文部科学省科学研究費補助金 新学術領域研究 (複合領域:4201)
研究期間:平成22年度~平成26年度
[English]
A02-5-23 公募研究
研究室ホームページ http://www.tmd.ac.jp/mri/mgen/index_j.html
新しいオミックス技術が開発され、「がんの個性」や「患者の体質」を規定する遺伝情報を系統的にスクリーニングすることが可能になった。そこで本研究は、ゲノム・トランスクリプトーム・プロテオーム情報を応用することにより、抗がん剤感受性の予測システムを開発し、がん患者の個別化治療を実現しよう とするものである。 具体的には乳がん組織の遺伝子発現解析から得た 2万7千プローブセットのmRNA情報に、新たにmicroRNA(miRNA)情報、ゲノム構造情報を加え、高度な情報科学的解析技術を駆使して、(1) 乳がんのサブタイプ分類(intrinsicsubtype)のため、現在のクラスタリング法に代わる簡便で高精度な分類システムを構築し、分子サブタイプ毎に抗がん剤感受性予測システムを整備することによって個別化抗がん剤治療の実現を目指す。また、(2) 分子サブタイプの生物学的機能の特徴を2万7千遺伝子の発現情報、miRNA・ゲノム構造情報から描き出し、分子病態の違いを細胞機能システムとして理解する。その結果、乳がんの根幹に流れる分子病態を導き出せる可能性がある。
本研究は東京医科歯科大学難治疾患研究所分子遺伝学教室、および癌研究会癌研究所がんゲノム研究部で行う。本研究に必要な分子細胞学的、情報科学解析を行うための設備・機器等は十分整備されている。また、本研究の研究成果は、ホームページに掲載し、国内外で開催される研究会、学会等で発表する。また、我々はこれまでに、乳腺発がん機構におけるBRCA1、BRCA2遺伝子の機能、乳がんにおけるストレス応答性アポトーシス誘導機能を明らかにした。
(1) 精度の高い乳がん分子サブタイプ分類システムを構築するために、mRNA、miRNA、ゲノム構造の網羅的解析を合わせて行い分類システムを構築する。
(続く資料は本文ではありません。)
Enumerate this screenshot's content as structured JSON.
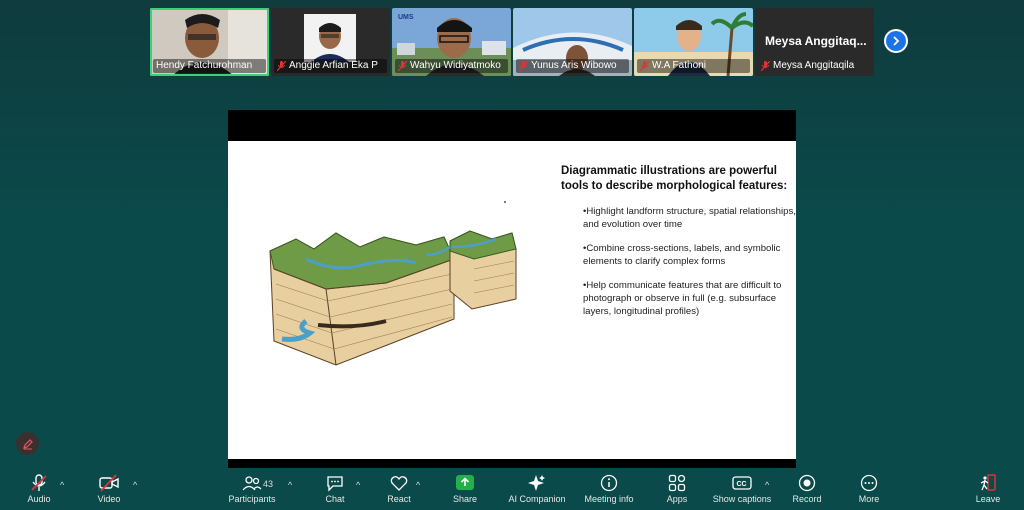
{
  "participants": [
    {
      "name": "Hendy Fatchurohman",
      "muted": false,
      "active": true
    },
    {
      "name": "Anggie Arfian Eka P",
      "muted": true
    },
    {
      "name": "Wahyu Widiyatmoko",
      "muted": true
    },
    {
      "name": "Yunus Aris Wibowo",
      "muted": true
    },
    {
      "name": "W.A Fathoni",
      "muted": true
    },
    {
      "name": "Meysa Anggitaqila",
      "muted": true,
      "display_name": "Meysa Anggitaq..."
    }
  ],
  "slide": {
    "title": "Diagrammatic illustrations are powerful tools to describe morphological features:",
    "bullets": [
      "•Highlight landform structure, spatial relationships, and evolution over time",
      "•Combine cross-sections, labels, and symbolic elements to clarify complex forms",
      "•Help communicate features that are difficult to photograph or observe in full (e.g. subsurface layers, longitudinal profiles)"
    ]
  },
  "toolbar": {
    "audio": "Audio",
    "video": "Video",
    "participants": "Participants",
    "participants_count": "43",
    "chat": "Chat",
    "react": "React",
    "share": "Share",
    "ai_companion": "AI Companion",
    "meeting_info": "Meeting info",
    "apps": "Apps",
    "show_captions": "Show captions",
    "record": "Record",
    "more": "More",
    "leave": "Leave"
  },
  "colors": {
    "share_green": "#22b04a",
    "active_outline": "#3bd17a",
    "mute_red": "#e0333a",
    "next_blue": "#1a73e8"
  }
}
そのためにまず、質の異なるmRNA、miRNAとゲノム構造情報をどの様に分類システムに組み入れていくかを検討する。
(2) また、各サブタイプの細胞機能の違いをmRNA、miRNA とゲノム構造情報を用いて解析する。これには機能的連関を教慮した細胞機能推定システムを作製する。(23年度)
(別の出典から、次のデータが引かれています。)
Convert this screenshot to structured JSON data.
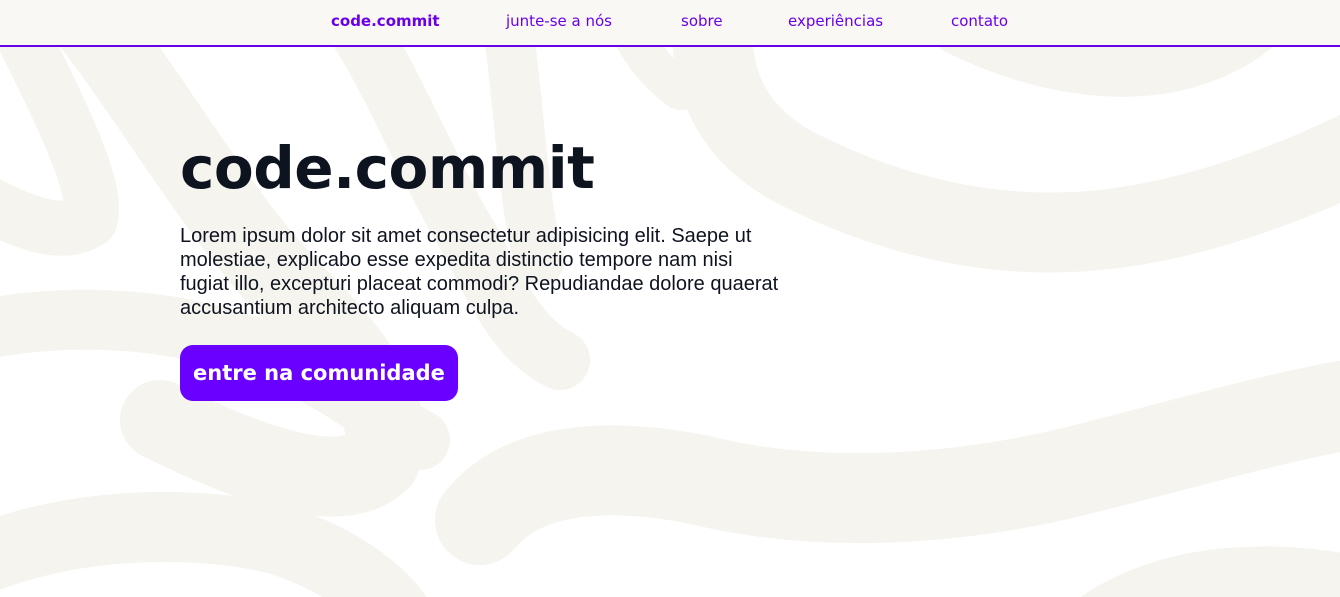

(3) 現在、知られているがん形質を規定する重要な細胞特性情報を抽出し、それら特定のmRNA、miRNA、ゲノム構造の機能的連関を応用した細胞機能推定システムを考案する。それを用いて各サブタイプ間の生物学的特徴を解明するとともに、正確で簡便な分子サブタイプ分類システムを構築する。
(4) 高精度の抗がん剤予測システムの構築はサブタイプ毎に行う。そこでも、mRNA、miRNA、ゲノム情報を利用するアルゴリズムを創出する。また、ヒトがん細胞株の網羅的なリン酸化タンパク解析情報と抗がん剤感受性情報を、患者乳がんの抗がん剤予測システム構築に応用していくための検討を行う。(24年度)
統計学的手法に関しバイオインフォマティクスを専門とする松浦の指導の下で行い、三木が研究全体を統括する。